The optimization procedure has converged. All we need now is to plot the result.

. mata b = optimize_result_params(S)

. mata lqfit = logquad(b[1], b[2], "male")[1::18]

. getmata lqfit, force replace

. gen logm = log(m)

. twoway scatter logm age ///
>   ||  line lqfit age,  legend(off)

. graph export logquads.png, width(500) replace
file logquads.png saved as PNG format

> fit <- logquad(r$par[1], r$par[2], "male")$logmx[1:18]
> lqfit <- data.frame(age = b31$agem[-19], obs, fit)
> p <- ggplot(lqfit, aes(age, obs)) + geom_point() + geom_line(aes(age, fit))
> ggsave("logquad.png", plot=p, width=500/72, height=400/72, dpi=72)

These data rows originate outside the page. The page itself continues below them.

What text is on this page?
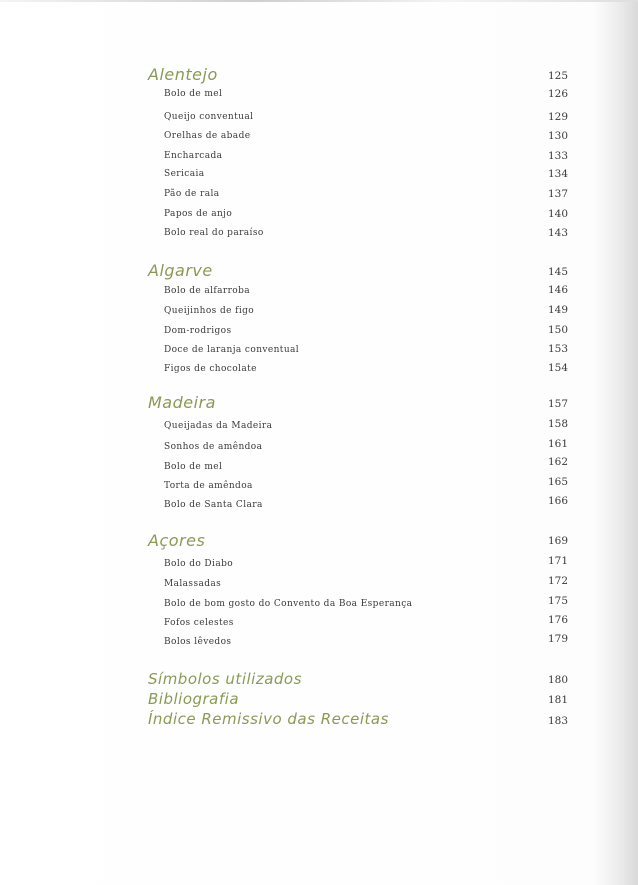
Alentejo	125
Bolo de mel	126
Queijo conventual	129
Orelhas de abade	130
Encharcada	133
Sericaia	134
Pão de rala	137
Papos de anjo	140
Bolo real do paraíso	143
Algarve	145
Bolo de alfarroba	146
Queijinhos de figo	149
Dom-rodrigos	150
Doce de laranja conventual	153
Figos de chocolate	154
Madeira	157
Queijadas da Madeira	158
Sonhos de amêndoa	161
Bolo de mel	162
Torta de amêndoa	165
Bolo de Santa Clara	166
Açores	169
Bolo do Diabo	171
Malassadas	172
Bolo de bom gosto do Convento da Boa Esperança	175
Fofos celestes	176
Bolos lêvedos	179
Símbolos utilizados	180
Bibliografia	181
Índice Remissivo das Receitas	183
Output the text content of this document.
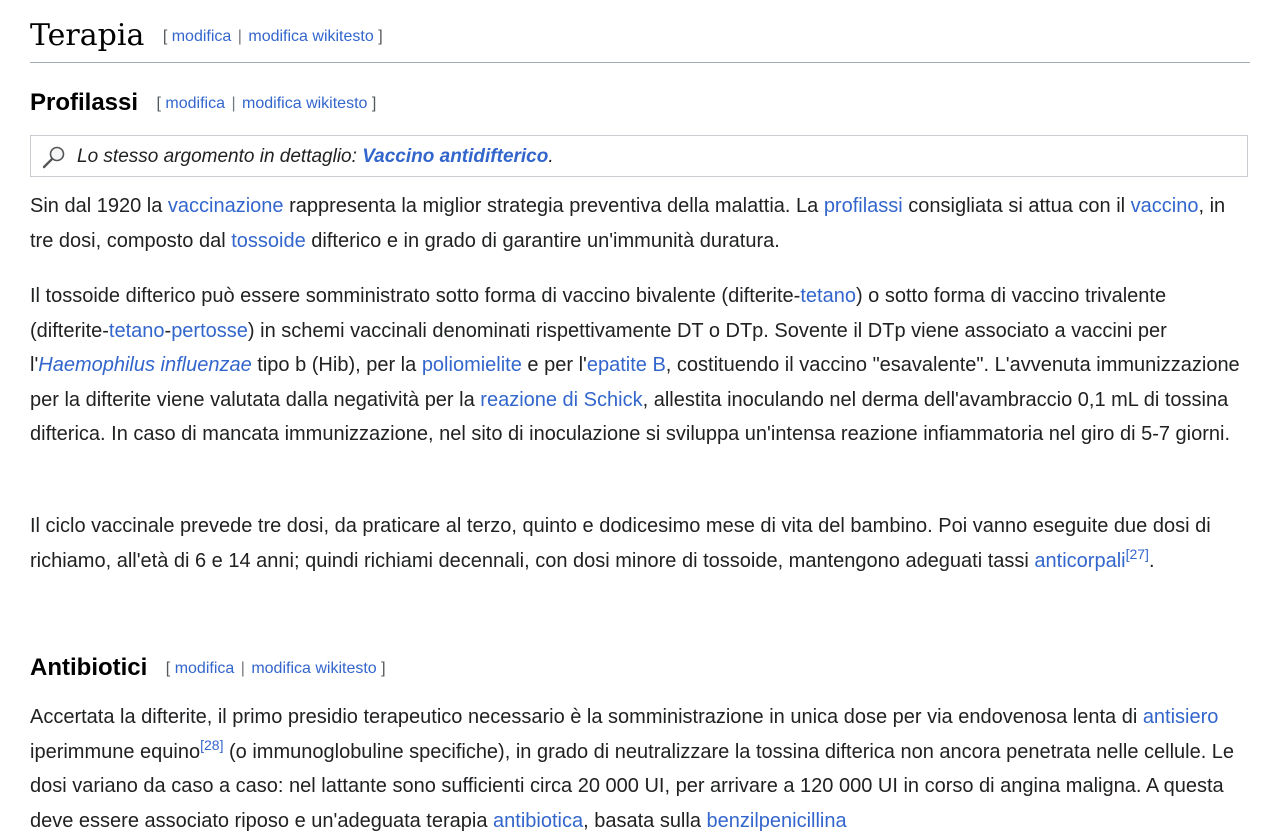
Terapia [ modifica | modifica wikitesto ]
Profilassi [ modifica | modifica wikitesto ]
Lo stesso argomento in dettaglio: Vaccino antidifterico.

Sin dal 1920 la vaccinazione rappresenta la miglior strategia preventiva della malattia. La profilassi consigliata si attua con il vaccino, in tre dosi, composto dal tossoide difterico e in grado di garantire un'immunità duratura.

Il tossoide difterico può essere somministrato sotto forma di vaccino bivalente (difterite-tetano) o sotto forma di vaccino trivalente (difterite-tetano-pertosse) in schemi vaccinali denominati rispettivamente DT o DTp. Sovente il DTp viene associato a vaccini per l'Haemophilus influenzae tipo b (Hib), per la poliomielite e per l'epatite B, costituendo il vaccino "esavalente". L'avvenuta immunizzazione per la difterite viene valutata dalla negatività per la reazione di Schick, allestita inoculando nel derma dell'avambraccio 0,1 mL di tossina difterica. In caso di mancata immunizzazione, nel sito di inoculazione si sviluppa un'intensa reazione infiammatoria nel giro di 5-7 giorni.

Il ciclo vaccinale prevede tre dosi, da praticare al terzo, quinto e dodicesimo mese di vita del bambino. Poi vanno eseguite due dosi di richiamo, all'età di 6 e 14 anni; quindi richiami decennali, con dosi minore di tossoide, mantengono adeguati tassi anticorpali[27].

Antibiotici [ modifica | modifica wikitesto ]

Accertata la difterite, il primo presidio terapeutico necessario è la somministrazione in unica dose per via endovenosa lenta di antisiero iperimmune equino[28] (o immunoglobuline specifiche), in grado di neutralizzare la tossina difterica non ancora penetrata nelle cellule. Le dosi variano da caso a caso: nel lattante sono sufficienti circa 20 000 UI, per arrivare a 120 000 UI in corso di angina maligna. A questa deve essere associato riposo e un'adeguata terapia antibiotica, basata sulla benzilpenicillina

The fit is pretty good overall but, not unlike the previous model, it seems to have some difficulty at ages 10 to 25.

Comparison

Here is a graph that overlays the two fits

. gen lmfit = log(mfit)

. twoway scatter logm age ///
>   ||  line lmfit age , lpat(dash) ///
>   ||  line lqfit age , legend(ring(0) pos(5) cols(1) ///
>       order(2 "Modified Logit" 3 "Log Quadratic"))

. graph export mortmods.png, width(500) replace
file mortmods.png saved as PNG format

> fits <- mutate(lqfit, fitm = log(mfit[-19]))
> p <- ggplot(fits, aes(age, obs)) + geom_point() +  
+   geom_line(aes(age, fit, color="c1")) + 
+   geom_line(aes(age, fitm, color="c2")) +
+   scale_color_manual(name="Model", values=c("c1" = "blue", "c2" = "red"), 
+   labels=c("Log-quadratic", "Modified logit")) + 
+   theme(legend.position =c(.9, .12))
> ggsave("mortmodsr.png", plot=p, width=500/72, height=400/72, dpi=72)

There seems to be some room for improvement, but in my opinion it will be hard to do much better without adding a third parameter.